Donal Skehan: Home Cook airs Wednesdays at 8.30pm on RTÉ One.
Ingredients
Serves: 4
Prep time: 10 minutes
Cook time: 15 minutes
- 500g (1lb 2oz) fresh clams
- 1 tbsp olive oil
- 4 x 200g (7oz) firm white fish fillets (eg cod, hake, turbot)
- 25g (1/4 stick) butter
- 150ml (5fl oz) white wine
- 4 slices of sourdough bread
- 1 garlic clove, cut in half
- Extra virgin olive oil, for drizzling
- 150g (5oz) frozen peas, defrosted
- 250g (9oz) baby spinach
- 75ml (1/3 cup) double (heavy) cream
- Zest of one lemon
To serve
- 4 tsp trout roe
- A few sprigs of dill
- Sea salt and freshly ground black pepper
Method
- Prepare your clams, tap each one on the board/counter and discard any that don't close. Soak in a bowl of cold salted water for about 20 minutes then rinse well in cold water.
- Heat the oil in a lidded sauté pan. Season the fish and fry over a medium high heat for 2–3 minutes until golden, then flip over. Add butter to the pan and baste as the fish cooks for a further 2–3 minutes. Transfer to a warmed plate and keep warm in a low oven.
- Add the clams to the pan with the wine, cover and cook over a high heat for 3–4 minutes until all the clams are opened (discard any that remain closed).
- Meanwhile, toast the bread, rub with the garlic halves, drizzle with extra virgin olive oil and sprinkle with salt.
- Scoop out the clams with a slotted spoon into a warm bowl. Add the peas and spinach to the pan and cook until the spinach is wilted, then add the cream and lemon zest.

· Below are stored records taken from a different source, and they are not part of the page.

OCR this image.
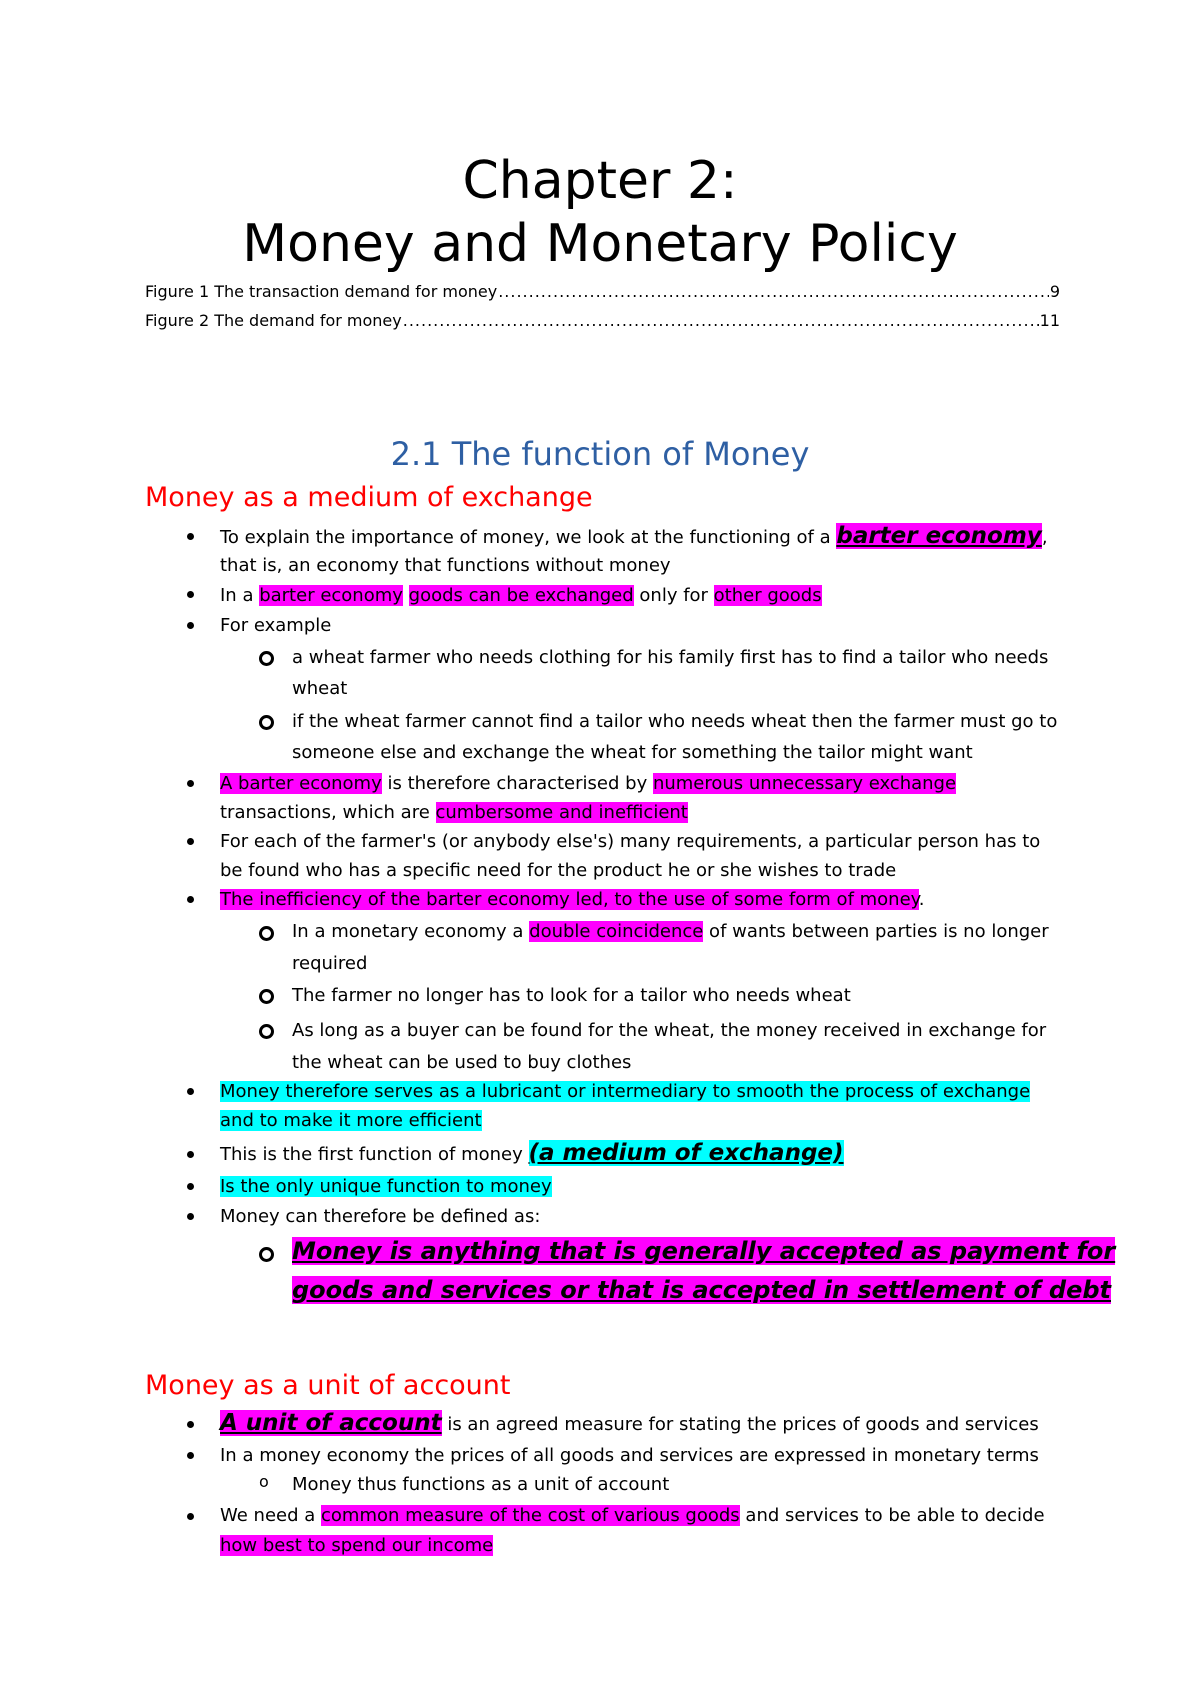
Chapter 2:
Money and Monetary Policy
Figure 1 The transaction demand for money .....	9
Figure 2 The demand for money .....	11
2.1 The function of Money
Money as a medium of exchange
To explain the importance of money, we look at the functioning of a barter economy,
that is, an economy that functions without money
In a barter economy goods can be exchanged only for other goods
For example
a wheat farmer who needs clothing for his family first has to find a tailor who needs
wheat
if the wheat farmer cannot find a tailor who needs wheat then the farmer must go to
someone else and exchange the wheat for something the tailor might want
A barter economy is therefore characterised by numerous unnecessary exchange
transactions, which are cumbersome and inefficient
For each of the farmer's (or anybody else's) many requirements, a particular person has to
be found who has a specific need for the product he or she wishes to trade
The inefficiency of the barter economy led, to the use of some form of money.
In a monetary economy a double coincidence of wants between parties is no longer
required
The farmer no longer has to look for a tailor who needs wheat
As long as a buyer can be found for the wheat, the money received in exchange for
the wheat can be used to buy clothes
Money therefore serves as a lubricant or intermediary to smooth the process of exchange
and to make it more efficient
This is the first function of money (a medium of exchange)
Is the only unique function to money
Money can therefore be defined as:
Money is anything that is generally accepted as payment for
goods and services or that is accepted in settlement of debt
Money as a unit of account
A unit of account is an agreed measure for stating the prices of goods and services
In a money economy the prices of all goods and services are expressed in monetary terms
o Money thus functions as a unit of account
We need a common measure of the cost of various goods and services to be able to decide
how best to spend our income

- Season to taste, then return the clams to the pan and stir through. Divide them between four warmed bowls and top each with a piece of fish. Drizzle with extra virgin olive oil and spoon over some trout roe. Add a good grinding of fresh black pepper, sprinkle with the dill and serve with the garlic toasts.